This is an indirect indexing problem.
It can be solved with a list comprehension.
The question is whether, or, how to solve it within numpy,
When
data.shape is (T,N)
and
c.shape is (T,K)
and each element of c is an int between 0 and N-1 inclusive, that is,
each element of c is intended to refer to a column number from data.

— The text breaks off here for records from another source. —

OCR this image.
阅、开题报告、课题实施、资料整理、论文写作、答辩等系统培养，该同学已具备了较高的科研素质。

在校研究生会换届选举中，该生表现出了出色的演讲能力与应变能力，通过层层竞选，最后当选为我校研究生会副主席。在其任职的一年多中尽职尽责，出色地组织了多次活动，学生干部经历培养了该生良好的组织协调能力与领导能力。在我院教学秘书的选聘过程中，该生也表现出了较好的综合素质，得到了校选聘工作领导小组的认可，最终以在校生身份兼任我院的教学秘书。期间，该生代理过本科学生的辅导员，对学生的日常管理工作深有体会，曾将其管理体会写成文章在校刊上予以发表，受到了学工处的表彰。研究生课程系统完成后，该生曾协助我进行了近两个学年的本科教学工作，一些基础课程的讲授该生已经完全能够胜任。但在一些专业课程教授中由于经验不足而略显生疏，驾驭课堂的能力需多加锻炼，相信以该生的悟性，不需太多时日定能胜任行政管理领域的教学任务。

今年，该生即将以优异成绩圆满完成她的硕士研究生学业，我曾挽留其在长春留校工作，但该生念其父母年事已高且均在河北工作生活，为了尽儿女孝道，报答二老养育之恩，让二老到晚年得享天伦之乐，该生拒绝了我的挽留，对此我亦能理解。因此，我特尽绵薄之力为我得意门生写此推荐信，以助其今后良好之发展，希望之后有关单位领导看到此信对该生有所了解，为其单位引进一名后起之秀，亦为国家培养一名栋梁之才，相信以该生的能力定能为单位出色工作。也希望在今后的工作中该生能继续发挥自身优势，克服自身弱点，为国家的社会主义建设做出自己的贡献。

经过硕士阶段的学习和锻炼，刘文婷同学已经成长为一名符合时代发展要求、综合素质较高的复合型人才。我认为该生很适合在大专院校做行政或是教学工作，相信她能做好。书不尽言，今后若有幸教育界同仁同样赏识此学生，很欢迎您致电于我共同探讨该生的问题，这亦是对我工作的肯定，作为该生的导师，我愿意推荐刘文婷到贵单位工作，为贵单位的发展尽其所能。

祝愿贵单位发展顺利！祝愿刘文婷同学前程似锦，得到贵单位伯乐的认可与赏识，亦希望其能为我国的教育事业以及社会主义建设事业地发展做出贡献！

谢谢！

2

The goal is to obtain out where
out.shape = (T,K)
And for each i in 0..(T-1)
the row out[i] = [ data[i, c[i,0]] , ... , data[i, c[i,K-1]] ]
Concrete example:
data = np.array([\
[ 0, 1, 2],\
[ 3, 4, 5],\
[ 6, 7, 8],\
[ 9, 10, 11],\
[12, 13, 14]])
c = np.array([
[0, 2],\
[1, 2],\
[0, 0],\
[1, 1],\
[2, 2]])
out should be out = [[0, 2], [4, 5], [6, 6], [10, 10], [14, 14]]
The first row of out is [0,2] because the columns chosen are given by c's row 0, they are 0 and 2, and data[0] at columns 0 and 2 are 0 and 2.
The second row of out is [4,5] because the columns chosen are given by c's row 1, they are 1 and 2, and data[1] at columns 1 and 2 is 4 and 5.
Numpy fancy indexing doesn't seem to solve this in an obvious way because indexing data with c (e.g. data[c], np.take(data,c,axis=1) ) always produces a 3 dimensional array.
A list comprehension can solve it:
out = [ [data[rowidx,i1],data[rowidx,i2]] for (rowidx, (i1,i2)) in enumerate(c) ]
if K is 2 I suppose this is marginally OK. If K is variable, this is not so good.
The list comprehension has to be rewritten for each value K, because it unrolls the columns picked out of data by each row of c. It also violates DRY.
Is there a solution based entirely in numpy?